Check multiple columns for the same WHERE IN set of values
Recently, I faced a very simple task which in the end does not seem so obvious to me. I was told to rewrite an existing report, in which SQL query amongst others, was filtering by values of a column which had to be in a given set of values. And I needed to add another column for the same check.
Ok, let's go step by step to make it easier. Imagine a situation when you need to retrieve all rows from table1
where values of column1
are in a given set of values. I bet you have already written a query in your head and it looks something like this:
select * from table1
where column1 in (1, 2, 3);
But what if your task was a bit harder - and you need to fetch all rows where the value of any column1
or column2
is in the given set.
The obvious answer is to use OR
:
select * from table1
where column1 in (1, 2, 3)
or column2 in (1, 2, 3);
Looks ugly, doesn't it? And is this query efficient? Especially, when this action is only one of many you need to do with your data (so your query is a bit more complex)? I doubt it.
If you think this example is something unnatural and simulated, let's consider this - imagine, you have a trading platform and for each order you track identifiers of a buyer and a seller. But these two are of the same type. I mean, both the buyer and the seller are organizations, for example. And you need to show your users all their orders - the orders where the buyer OR the seller is their organization.
So, you have the table order
with the columns buyer_id
and seller_id
and the query to get a user's orders would be:
select * from order
where
buyer_id in (select organization_id from employee where employee_id = :employee_id)
or seller_id in (select organization_id from employee where employee_id = :employee_id);
And it looks even worse. If you think the same way, let's sort out how to improve it together. To do so, we need to remember about SET operators available in Oracle. Indeed, they are a great feature, but a bit underused to my mind.
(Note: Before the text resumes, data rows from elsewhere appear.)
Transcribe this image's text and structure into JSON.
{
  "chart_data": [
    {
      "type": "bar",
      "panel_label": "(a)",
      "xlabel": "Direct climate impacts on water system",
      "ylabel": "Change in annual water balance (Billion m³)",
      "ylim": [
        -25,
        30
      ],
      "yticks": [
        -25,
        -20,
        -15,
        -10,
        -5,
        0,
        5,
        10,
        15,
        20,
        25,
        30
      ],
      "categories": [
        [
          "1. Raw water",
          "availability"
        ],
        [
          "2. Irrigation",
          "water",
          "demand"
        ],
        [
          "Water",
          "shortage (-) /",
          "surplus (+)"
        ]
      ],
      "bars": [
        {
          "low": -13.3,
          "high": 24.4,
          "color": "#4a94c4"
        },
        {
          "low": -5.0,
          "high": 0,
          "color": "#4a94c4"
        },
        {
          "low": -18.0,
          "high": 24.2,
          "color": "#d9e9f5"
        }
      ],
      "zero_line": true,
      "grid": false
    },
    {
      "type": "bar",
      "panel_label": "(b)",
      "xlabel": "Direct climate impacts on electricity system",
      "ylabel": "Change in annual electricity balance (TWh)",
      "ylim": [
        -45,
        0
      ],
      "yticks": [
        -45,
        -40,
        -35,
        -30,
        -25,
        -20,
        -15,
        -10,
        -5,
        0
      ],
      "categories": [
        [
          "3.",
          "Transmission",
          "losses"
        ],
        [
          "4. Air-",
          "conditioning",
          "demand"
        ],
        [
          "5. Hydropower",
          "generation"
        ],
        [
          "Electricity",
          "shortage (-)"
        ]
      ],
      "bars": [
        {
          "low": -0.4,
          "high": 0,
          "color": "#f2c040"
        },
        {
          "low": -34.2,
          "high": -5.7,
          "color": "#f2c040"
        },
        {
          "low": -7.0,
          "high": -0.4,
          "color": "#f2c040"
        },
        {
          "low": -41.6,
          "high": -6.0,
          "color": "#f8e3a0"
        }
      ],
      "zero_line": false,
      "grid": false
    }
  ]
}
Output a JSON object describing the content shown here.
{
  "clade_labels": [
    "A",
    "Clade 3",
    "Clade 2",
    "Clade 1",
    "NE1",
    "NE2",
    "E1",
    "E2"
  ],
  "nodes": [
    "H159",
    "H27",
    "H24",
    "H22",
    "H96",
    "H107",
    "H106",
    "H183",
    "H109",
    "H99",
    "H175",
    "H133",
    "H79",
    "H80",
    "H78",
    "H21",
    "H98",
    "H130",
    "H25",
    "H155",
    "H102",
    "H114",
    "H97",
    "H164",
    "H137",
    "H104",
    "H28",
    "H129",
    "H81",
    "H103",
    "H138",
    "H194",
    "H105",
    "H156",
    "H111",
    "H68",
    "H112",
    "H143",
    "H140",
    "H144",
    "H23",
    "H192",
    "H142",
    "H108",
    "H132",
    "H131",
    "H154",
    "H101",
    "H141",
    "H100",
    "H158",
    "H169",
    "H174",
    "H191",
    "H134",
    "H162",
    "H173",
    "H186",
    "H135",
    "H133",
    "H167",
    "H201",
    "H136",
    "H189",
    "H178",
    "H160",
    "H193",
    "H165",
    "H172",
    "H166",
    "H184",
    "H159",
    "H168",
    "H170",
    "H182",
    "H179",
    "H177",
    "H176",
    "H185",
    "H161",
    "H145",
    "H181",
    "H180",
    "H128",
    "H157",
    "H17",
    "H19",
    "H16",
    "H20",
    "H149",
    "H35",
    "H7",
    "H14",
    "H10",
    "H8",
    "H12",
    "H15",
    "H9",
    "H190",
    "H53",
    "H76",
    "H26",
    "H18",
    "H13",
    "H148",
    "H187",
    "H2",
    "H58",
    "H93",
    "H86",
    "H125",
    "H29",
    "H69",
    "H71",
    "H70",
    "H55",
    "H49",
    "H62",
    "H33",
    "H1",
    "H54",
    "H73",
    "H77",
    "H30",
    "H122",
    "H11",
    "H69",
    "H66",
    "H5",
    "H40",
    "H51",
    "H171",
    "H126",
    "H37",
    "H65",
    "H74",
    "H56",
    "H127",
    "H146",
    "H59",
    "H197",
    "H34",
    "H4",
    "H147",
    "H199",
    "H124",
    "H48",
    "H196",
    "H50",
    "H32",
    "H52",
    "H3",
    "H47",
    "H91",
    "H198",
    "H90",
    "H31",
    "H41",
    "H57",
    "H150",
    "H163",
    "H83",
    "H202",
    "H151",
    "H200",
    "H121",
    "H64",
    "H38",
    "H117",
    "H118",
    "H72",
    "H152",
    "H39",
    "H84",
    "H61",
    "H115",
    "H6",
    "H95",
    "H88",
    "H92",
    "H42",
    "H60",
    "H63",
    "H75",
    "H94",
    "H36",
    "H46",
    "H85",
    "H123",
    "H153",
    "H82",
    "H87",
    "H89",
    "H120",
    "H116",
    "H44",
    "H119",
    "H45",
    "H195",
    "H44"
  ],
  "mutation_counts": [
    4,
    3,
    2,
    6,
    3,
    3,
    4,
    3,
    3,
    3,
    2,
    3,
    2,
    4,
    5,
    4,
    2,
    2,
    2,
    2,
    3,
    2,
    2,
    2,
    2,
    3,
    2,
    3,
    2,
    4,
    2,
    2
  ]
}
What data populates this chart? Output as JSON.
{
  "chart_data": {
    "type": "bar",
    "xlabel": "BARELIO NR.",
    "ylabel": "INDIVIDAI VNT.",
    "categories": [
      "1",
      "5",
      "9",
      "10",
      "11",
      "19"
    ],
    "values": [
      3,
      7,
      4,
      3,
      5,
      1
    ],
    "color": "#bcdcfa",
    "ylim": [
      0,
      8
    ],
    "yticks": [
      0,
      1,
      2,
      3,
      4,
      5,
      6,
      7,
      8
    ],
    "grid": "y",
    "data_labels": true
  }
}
To rewrite our query, I will be using the intersect
operator and the query transforms to:
select * from order o
where
exists
(
(
select o.buyer_id from dual
union all
select o.seller_id from dual
) intersect (
select organization_id from employee where employee_id = :employee_id
)
);
Better? For sure! Why? Look:
- This query is more efficient in terms of performance (using
OR
in a complex query in an anti-pattern since it's hard for the optimizer to cope with such a query). - I do not repeat the filtering subquery anymore.
- Need another column to be checked (i.e.
reseller_id
)? Not a problem - just add it into the first checking subquery. - It is much easier to integrate such a subquery into a complex query (imagine you have many filters, joins and so on).
- This approach is suitable for a dynamically constructed report (using dynamic SQL) - this was my case, actually.
Note: Mind nullable columns - you may need to add
and <column_name> is not null
in yourwhere
clauses in the subqueries if you don't want to intersect onnull
.
I also tried to suggest the same in a question on StackOverflow.
Hope it'll help somebody else when they face the same task.